LAUSR

INTRODUCTION Burn injury induces multiple signaling pathways leading to a significant inflammatory storm that adversely affects multiple organs, including the heart. PARP1 inhibition, with specific agents such as PJ34, is effective in reducing oxidative stress and cytokine expression in the heart.
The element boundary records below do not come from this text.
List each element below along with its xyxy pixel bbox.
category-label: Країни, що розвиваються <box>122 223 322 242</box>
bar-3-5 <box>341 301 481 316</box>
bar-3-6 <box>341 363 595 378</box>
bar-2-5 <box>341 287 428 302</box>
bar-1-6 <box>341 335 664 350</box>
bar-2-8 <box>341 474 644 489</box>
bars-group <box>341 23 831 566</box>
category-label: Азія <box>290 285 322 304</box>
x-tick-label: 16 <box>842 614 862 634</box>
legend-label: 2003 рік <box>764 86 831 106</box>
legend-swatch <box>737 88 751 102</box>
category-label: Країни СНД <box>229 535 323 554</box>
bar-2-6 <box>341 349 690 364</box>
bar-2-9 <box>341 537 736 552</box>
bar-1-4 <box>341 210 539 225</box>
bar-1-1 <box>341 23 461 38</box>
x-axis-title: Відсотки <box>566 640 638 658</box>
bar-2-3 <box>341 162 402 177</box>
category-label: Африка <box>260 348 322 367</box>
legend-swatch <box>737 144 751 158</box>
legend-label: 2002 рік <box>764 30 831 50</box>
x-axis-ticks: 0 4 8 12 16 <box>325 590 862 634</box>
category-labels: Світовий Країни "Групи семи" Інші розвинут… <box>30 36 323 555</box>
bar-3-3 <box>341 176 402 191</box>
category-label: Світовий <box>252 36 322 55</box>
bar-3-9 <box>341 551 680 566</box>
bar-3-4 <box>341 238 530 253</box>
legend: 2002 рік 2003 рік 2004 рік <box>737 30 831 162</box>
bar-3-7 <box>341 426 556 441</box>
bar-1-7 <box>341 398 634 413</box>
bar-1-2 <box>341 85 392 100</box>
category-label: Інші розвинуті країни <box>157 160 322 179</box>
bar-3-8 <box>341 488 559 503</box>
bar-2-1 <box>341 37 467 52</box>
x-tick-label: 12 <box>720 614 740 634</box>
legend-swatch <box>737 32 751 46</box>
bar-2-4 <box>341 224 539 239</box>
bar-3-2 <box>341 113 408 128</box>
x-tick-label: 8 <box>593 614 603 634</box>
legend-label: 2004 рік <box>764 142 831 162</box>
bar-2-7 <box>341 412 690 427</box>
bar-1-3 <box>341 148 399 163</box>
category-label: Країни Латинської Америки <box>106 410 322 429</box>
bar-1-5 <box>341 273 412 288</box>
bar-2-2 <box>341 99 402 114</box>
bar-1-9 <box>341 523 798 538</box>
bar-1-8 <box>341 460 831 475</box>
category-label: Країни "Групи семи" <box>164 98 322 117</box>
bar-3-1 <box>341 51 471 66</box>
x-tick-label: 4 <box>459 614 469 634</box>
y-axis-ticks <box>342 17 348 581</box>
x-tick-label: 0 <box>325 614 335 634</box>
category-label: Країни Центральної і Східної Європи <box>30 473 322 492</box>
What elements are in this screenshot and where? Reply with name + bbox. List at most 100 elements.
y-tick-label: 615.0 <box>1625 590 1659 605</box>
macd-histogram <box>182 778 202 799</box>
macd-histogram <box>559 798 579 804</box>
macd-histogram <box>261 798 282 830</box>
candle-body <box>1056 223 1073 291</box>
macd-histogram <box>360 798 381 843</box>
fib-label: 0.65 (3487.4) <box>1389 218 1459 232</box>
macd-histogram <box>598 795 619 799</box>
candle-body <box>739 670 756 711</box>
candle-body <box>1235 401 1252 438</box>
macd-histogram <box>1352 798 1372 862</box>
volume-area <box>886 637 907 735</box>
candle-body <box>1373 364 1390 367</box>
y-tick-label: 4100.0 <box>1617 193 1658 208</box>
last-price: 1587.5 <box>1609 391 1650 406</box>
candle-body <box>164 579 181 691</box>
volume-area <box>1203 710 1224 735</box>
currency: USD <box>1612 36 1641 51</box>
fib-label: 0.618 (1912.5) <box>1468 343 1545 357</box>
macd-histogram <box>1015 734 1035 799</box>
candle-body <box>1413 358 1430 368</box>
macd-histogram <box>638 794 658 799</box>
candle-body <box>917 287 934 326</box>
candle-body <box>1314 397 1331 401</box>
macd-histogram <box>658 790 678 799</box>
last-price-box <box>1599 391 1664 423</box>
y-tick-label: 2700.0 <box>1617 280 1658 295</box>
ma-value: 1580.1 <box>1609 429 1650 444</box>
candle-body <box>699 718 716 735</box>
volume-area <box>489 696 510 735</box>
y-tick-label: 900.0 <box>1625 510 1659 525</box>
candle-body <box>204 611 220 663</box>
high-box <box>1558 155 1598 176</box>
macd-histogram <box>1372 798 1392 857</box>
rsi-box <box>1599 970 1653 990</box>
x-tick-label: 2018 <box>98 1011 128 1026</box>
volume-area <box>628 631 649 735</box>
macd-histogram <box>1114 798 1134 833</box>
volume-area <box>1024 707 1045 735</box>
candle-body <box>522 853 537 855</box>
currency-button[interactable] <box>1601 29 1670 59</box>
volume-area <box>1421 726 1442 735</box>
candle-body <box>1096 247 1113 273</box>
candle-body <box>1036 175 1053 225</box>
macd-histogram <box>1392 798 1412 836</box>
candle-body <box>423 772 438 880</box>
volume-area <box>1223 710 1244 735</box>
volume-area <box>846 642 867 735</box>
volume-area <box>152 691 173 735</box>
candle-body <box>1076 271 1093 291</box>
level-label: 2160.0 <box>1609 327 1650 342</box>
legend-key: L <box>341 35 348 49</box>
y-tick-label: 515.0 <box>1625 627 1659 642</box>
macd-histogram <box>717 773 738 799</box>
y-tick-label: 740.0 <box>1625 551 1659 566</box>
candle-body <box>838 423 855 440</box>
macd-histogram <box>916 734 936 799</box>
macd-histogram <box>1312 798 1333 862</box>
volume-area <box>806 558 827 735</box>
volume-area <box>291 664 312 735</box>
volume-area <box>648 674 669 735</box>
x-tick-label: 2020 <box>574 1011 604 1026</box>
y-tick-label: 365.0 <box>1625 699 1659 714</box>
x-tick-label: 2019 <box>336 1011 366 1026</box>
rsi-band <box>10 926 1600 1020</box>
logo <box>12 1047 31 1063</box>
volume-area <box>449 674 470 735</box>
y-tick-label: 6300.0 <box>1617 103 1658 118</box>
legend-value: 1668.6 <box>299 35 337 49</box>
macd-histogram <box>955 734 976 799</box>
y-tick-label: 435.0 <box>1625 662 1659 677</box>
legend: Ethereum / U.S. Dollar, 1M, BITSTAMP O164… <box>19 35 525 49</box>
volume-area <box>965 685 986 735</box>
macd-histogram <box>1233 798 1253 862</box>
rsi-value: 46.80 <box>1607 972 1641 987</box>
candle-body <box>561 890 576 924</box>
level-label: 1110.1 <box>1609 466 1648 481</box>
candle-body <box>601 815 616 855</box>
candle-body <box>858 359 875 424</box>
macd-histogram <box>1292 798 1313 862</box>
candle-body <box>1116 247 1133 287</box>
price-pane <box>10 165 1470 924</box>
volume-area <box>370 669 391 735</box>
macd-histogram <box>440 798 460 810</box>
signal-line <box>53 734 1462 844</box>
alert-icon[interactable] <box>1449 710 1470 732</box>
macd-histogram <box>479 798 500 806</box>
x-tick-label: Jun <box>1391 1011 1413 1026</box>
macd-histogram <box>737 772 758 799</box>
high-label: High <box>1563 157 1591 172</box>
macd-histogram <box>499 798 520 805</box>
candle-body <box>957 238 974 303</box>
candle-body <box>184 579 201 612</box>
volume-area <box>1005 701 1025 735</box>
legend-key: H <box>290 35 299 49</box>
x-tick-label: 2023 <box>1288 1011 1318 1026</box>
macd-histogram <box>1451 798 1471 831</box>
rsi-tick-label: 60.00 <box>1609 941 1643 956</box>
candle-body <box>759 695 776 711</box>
We hypothesized that PARP1 inhibition would reduce inflammatory signaling and protect against burn injury induced cardiac dysfunction. METHODS Male Sprague-Dawley rats (8-week-old, 300-350 gms) were randomized to Sham injury (Sham), 60% TBSA burn (24hpb), or 60% TBSA burn with IP administration of PJ34 (20mg/kg, 24hpb + PJ34) and sacrificed 24 hours post injury. Cardiac function was determined using Vevo 2100 echocardiography (ECHO). Genetic expression of 84 specific TLR-mediated signal transduction and innate immunity genes were examined using microarray to evaluate cardiac tissue. Qiagen GeneGlobe Data Analysis Center was used to analyze expression and genetic clustering was performed using TreeView V2.0.8 software. Real-time qPCR was utilized to validate identified differentially expressed genes. RESULTS Burn injury significantly altered multiple genes in the TLR signaling, IL-17 signaling, TNF signaling, and NF-κB signaling pathways and led to significant cardiac dysfunction. PARP1 inhibition with PJ34 normalized these signaling pathways to sham levels as well as improved cardiac function to sham levels. CONCLUSIONS PARP1 inhibition normalizes multiple inflammatory pathways that are altered after burn injury and improves cardiac dysfunction. PARP1 pathway inhibition may provide a novel methodology to normalize multiple burn injury induced inflammatory pathways in the heart.